Sunday, 1 January 2012

Two-dog Night

We mark the New Year with reflection, the tilt in cosmology with taxonomical navel gazing. What did you think a year ago? Were you right and did the course of the annual wobble bring feast or famine to your quarter?

We are feasting our eyes on a new addition to the family and hoping the extra people we have made will not pile unnecessary pressure on the pool of available resources. Sustainability is what we are aiming for, isn’t it? Or is that term so ubiquitous and loaded that it’s become unsustainable, the victim of its own popularity?

Entropy; is it the Law of Entropy which dictates that all states of matter are gradually diluted, leaking energy, slipping off the cosmic couch and onto the floor? If entropists are right, might it be that sustainability is simply a mirage, a construct of the hopeful, jargon for town planners?

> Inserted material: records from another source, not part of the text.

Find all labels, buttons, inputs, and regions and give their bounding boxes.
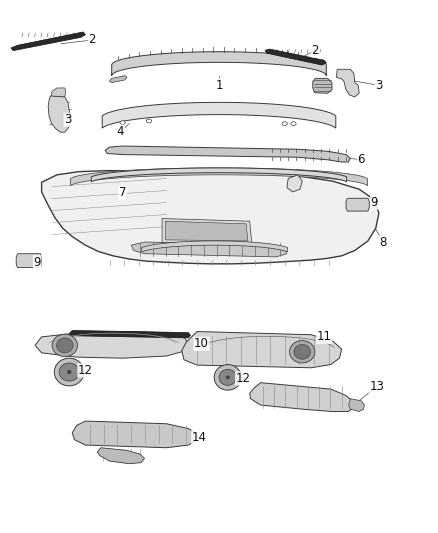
Polygon shape [19,256,39,265]
Text: 12: 12 [236,372,251,385]
Text: 7: 7 [119,187,127,199]
Polygon shape [110,76,127,83]
Ellipse shape [214,365,241,390]
Polygon shape [52,88,66,97]
Polygon shape [182,332,342,368]
Text: 10: 10 [194,337,209,350]
Text: 1: 1 [215,79,223,92]
Polygon shape [42,171,379,264]
Ellipse shape [52,334,78,357]
Ellipse shape [294,344,311,359]
Polygon shape [48,96,71,132]
Ellipse shape [146,119,152,123]
Polygon shape [162,219,252,244]
Ellipse shape [57,338,73,353]
Text: 6: 6 [357,154,365,166]
Text: 9: 9 [33,256,41,269]
Polygon shape [69,330,191,338]
Polygon shape [131,242,287,257]
Polygon shape [92,168,346,182]
Text: 14: 14 [192,431,207,443]
Ellipse shape [219,369,237,385]
Polygon shape [349,200,366,209]
Polygon shape [336,69,359,97]
Polygon shape [16,254,42,268]
Text: 9: 9 [371,196,378,209]
Polygon shape [349,399,364,411]
Text: 2: 2 [88,34,96,46]
Polygon shape [166,148,211,154]
Ellipse shape [59,363,79,381]
Text: 3: 3 [375,79,382,92]
Ellipse shape [291,122,296,126]
Polygon shape [123,147,163,154]
Polygon shape [105,146,350,162]
Text: 8: 8 [380,236,387,249]
Ellipse shape [67,370,71,374]
Text: 4: 4 [117,125,124,138]
Polygon shape [35,332,188,358]
Polygon shape [250,383,354,411]
Text: 13: 13 [369,380,384,393]
Polygon shape [102,102,336,128]
Ellipse shape [54,358,84,386]
Ellipse shape [226,375,230,379]
Text: 11: 11 [317,330,332,343]
Polygon shape [346,198,369,211]
Text: 2: 2 [311,44,319,57]
Ellipse shape [290,341,315,363]
Text: 3: 3 [64,114,71,126]
Text: 12: 12 [78,364,93,377]
Polygon shape [71,168,367,186]
Polygon shape [72,421,197,448]
Ellipse shape [120,120,125,124]
Polygon shape [313,78,332,93]
Polygon shape [287,175,302,192]
Polygon shape [142,241,287,252]
Polygon shape [97,448,145,464]
Polygon shape [11,32,85,51]
Polygon shape [265,49,326,65]
Ellipse shape [282,122,287,126]
Polygon shape [112,52,326,76]
Polygon shape [166,221,248,241]
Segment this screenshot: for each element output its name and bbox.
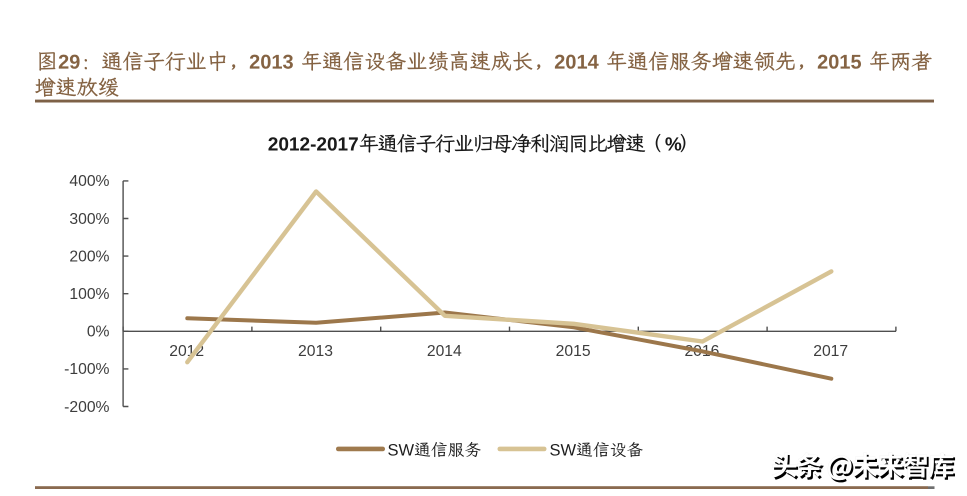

It would be a lie to say my brow was furrowed by this while sitting in the coffee concession at Oxford’s Debenhams, as I’ve just thought of it, but there I was with my wretched brow glowering into the middle distance, with Poz upside down in his seat crashing his plastic pterodactyls together. It’s not that I hate shopping exactly, I'm just a little nervous about consumer culture, not sure it's really there for the benefit of ordinary people.

Then I had a bit of an epiphany. Little Liza was on my knee, watching it all go by, and people began breaking out in spontaneous smiles as they passed. I kept my gaze fixed on the aisle where Jane was last seen but my peripheral vision caught it all and softened my brow. We’re all the same at heart, getting on as best we can. Most of these people weren’t smiling until they saw the baby and then something inside them gave way.

It was as if the anxieties of consumerism were momentarily lifted by the memory of innocence, the possibilities of a new life. At worst, the unbridled and un-selfconscious wriggle of the proto-consumer, with the future of retail at her feet. I loved having her there on my knee. She helped me belong, which is a more comfortable place for an old man than a life of cantankerous disapproval.

As we walked up to the car I remembered being on that same spot a few weeks ago, on my way back from a networking evening with a bunch of builders. It was cold and as I turned up the collar of my new Debenhams overcoat I saw a small banquet underway behind the leaded lights of one of the Oxford colleges. Completing this Dickensian scene, a beggar drew his dog close on the pavement outside. I dropped a coin into his palm and said, “reckon it’s a two-dog night tonight mate.” He grinned in agreement.